Data-driven incremental progress:
Regularly discussed at internal reviews—combining “hard” metric improvements and user sentiment.
Quote:
“Sometimes the hard measures and evals and rubrics will show that we've made an improvement. But like user sentiment will crash ... even with the same latency and performance, it's overfitting basically.”
— Kyle Daigle (20:38)
Extending these processes to users:
The next step is democratizing hill climbing—so all enterprise users can incrementally personalize and improve their AI models using their own data.
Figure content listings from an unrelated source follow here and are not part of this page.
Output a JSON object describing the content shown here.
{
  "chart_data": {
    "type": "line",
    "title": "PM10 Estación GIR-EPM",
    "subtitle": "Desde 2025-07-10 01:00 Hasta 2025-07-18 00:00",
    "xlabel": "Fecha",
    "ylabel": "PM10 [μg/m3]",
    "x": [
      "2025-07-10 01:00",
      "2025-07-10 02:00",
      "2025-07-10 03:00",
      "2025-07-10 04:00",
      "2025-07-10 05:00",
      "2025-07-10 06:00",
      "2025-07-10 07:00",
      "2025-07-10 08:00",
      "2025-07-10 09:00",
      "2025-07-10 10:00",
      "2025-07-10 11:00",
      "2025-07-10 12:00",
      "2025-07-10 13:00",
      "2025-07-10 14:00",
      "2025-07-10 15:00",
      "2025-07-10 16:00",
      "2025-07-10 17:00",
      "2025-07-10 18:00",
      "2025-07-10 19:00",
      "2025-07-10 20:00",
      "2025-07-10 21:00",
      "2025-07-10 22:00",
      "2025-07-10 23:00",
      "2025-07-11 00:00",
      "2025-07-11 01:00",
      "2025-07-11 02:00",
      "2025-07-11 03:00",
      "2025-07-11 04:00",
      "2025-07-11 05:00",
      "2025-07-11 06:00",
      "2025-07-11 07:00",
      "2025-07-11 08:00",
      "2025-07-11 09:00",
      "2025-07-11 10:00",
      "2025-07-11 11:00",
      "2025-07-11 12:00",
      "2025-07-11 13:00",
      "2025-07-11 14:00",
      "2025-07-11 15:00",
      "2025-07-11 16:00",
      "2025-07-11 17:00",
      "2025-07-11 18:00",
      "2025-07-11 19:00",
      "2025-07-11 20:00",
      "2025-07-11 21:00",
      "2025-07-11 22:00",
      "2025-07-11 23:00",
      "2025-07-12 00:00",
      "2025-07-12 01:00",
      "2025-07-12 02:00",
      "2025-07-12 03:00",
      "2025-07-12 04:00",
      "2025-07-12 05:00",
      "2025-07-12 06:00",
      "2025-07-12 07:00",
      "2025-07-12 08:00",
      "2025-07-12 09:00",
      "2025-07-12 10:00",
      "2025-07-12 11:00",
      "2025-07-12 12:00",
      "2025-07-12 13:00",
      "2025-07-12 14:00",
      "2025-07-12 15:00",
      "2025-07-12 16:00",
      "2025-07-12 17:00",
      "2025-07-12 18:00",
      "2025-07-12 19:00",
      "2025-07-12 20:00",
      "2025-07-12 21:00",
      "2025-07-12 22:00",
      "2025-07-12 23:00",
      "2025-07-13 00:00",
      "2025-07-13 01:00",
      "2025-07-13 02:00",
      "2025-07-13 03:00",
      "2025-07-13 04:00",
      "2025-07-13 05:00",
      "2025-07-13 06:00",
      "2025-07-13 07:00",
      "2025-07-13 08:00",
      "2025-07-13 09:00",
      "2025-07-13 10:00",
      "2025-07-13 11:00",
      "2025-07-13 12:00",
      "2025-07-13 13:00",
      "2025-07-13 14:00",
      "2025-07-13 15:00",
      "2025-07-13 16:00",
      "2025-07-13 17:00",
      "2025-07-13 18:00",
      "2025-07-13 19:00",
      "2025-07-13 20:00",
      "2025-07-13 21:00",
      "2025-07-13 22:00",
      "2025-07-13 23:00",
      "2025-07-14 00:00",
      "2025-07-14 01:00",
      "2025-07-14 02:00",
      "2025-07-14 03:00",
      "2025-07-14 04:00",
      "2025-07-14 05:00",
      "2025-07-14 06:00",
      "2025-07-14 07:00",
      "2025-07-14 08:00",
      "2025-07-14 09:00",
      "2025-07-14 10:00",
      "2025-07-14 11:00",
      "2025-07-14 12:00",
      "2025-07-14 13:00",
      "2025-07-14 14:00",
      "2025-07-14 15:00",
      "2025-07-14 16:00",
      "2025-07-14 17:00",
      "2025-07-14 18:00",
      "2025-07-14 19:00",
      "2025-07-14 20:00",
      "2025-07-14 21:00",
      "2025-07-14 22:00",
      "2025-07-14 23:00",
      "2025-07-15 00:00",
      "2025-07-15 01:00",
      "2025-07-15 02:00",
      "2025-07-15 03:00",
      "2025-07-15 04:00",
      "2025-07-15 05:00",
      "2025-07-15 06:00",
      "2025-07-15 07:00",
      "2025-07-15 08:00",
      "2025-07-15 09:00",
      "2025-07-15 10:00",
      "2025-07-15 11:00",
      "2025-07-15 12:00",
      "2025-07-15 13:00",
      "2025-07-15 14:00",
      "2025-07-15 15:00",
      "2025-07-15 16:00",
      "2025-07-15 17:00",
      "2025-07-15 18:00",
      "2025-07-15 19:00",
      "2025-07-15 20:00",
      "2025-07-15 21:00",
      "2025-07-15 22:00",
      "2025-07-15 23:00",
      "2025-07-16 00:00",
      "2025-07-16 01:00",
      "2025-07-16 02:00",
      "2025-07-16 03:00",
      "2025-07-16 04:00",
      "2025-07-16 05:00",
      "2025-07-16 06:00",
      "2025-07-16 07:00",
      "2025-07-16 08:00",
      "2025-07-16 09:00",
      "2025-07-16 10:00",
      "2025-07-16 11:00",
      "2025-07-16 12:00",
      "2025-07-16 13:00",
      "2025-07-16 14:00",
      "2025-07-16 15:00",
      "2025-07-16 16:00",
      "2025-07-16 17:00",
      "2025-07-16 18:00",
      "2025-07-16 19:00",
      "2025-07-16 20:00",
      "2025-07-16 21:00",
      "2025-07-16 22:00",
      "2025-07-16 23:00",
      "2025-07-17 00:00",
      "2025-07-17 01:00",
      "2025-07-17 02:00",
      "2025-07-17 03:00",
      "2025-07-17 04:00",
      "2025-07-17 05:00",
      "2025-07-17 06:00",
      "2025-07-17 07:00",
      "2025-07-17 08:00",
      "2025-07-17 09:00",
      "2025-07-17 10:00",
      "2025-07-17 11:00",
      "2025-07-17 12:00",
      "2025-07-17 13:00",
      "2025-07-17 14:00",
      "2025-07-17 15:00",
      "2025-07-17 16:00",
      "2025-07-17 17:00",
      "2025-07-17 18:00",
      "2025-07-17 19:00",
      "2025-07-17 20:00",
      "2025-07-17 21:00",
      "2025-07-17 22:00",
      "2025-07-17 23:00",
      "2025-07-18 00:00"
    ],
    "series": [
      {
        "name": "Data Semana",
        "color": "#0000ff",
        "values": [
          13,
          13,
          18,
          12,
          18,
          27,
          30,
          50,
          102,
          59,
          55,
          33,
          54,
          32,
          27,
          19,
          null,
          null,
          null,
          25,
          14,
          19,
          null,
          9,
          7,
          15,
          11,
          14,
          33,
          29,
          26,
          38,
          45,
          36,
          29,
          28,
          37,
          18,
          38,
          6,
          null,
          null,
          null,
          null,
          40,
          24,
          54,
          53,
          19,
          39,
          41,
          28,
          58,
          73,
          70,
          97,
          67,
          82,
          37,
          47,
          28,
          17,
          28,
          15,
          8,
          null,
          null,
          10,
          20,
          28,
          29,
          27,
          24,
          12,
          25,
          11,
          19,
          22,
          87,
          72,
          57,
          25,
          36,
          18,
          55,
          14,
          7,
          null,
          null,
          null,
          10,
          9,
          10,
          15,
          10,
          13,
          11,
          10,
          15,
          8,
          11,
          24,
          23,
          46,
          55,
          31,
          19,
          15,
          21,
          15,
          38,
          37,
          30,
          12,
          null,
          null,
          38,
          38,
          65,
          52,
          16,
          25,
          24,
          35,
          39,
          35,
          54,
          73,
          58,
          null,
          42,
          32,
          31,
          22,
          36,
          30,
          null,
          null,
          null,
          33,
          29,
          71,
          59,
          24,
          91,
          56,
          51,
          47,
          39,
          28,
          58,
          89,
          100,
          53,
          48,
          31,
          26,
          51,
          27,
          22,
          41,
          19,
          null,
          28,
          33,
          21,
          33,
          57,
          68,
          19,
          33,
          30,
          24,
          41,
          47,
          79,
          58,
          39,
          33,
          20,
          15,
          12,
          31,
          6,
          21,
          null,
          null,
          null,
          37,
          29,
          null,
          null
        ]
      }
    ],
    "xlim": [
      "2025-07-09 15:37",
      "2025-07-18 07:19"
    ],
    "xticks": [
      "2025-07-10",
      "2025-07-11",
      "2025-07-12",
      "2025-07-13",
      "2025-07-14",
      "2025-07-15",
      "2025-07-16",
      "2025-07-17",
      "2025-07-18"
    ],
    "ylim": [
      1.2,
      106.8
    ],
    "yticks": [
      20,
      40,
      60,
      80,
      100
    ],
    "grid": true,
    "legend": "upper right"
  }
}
Model routing and task-matching:
Stemming the cost explosion from “$200 a month to $2,000 a month” subscriptions means developing model routers that automatically pick the optimal model (e.g., using a cheaper model for simple tasks).
Quote:
“There's a lot of times where a lot of the reasons why tokens are expensive is because we're all going and choosing our model of the day ... the tools could [switch models automatically]. And I think that will really help us.”
— Kyle Daigle (23:17–24:15)
Human-AI self-improvement:
Kyle uses his own agents (one affectionately named “Baxter”) to analyze his communications and offer feedback on clarity, tone, and repeated habits.
Memorable moment:
“That loop is like super, super, super powerful. And I think honestly like the type of personal consumer experience that I want out of AI, you know, to be able to tune these tools that way.”
— Kyle Daigle (26:50)
Quote:
“Humans are way more willing to take critical feedback from robots than other humans.” (26:08)
On Open Source Control:
“We want to provide tools to open source maintainers, but really leave them in control.” (05:00, Kyle Daigle)
On AI-generated Code Volume:
“In March, there were 17 million pull requests that were created by agents. That's just the agent pull request.” (06:48, Kyle Daigle)
On Developer Experience:
“We're not building for the buyers, we're building for the developers, 100%.” (10:21, Kyle Daigle)
On Avoiding Walled Gardens:
“If we do, developers will still choose. They'll just be stuck in another kind of mousetrap.” (13:54, Kyle Daigle)
On Recursively Improving as Human and Developer:
“We need to recursively self improve as well.” (27:09, Dan Shipper)
“100%.” (27:11, Kyle Daigle)
Kyle Daigle’s candid, practical perspective reveals why AI hasn’t simply replaced developers: the future is about augmenting humans, giving them better agents, and empowering them with choice, control, and feedback—for software and for themselves. The episode delivers a rich look into the realities and practicalities of this new “agent economy,” offering insights that resonate from the solo coder to open source maintainers and enterprise teams alike.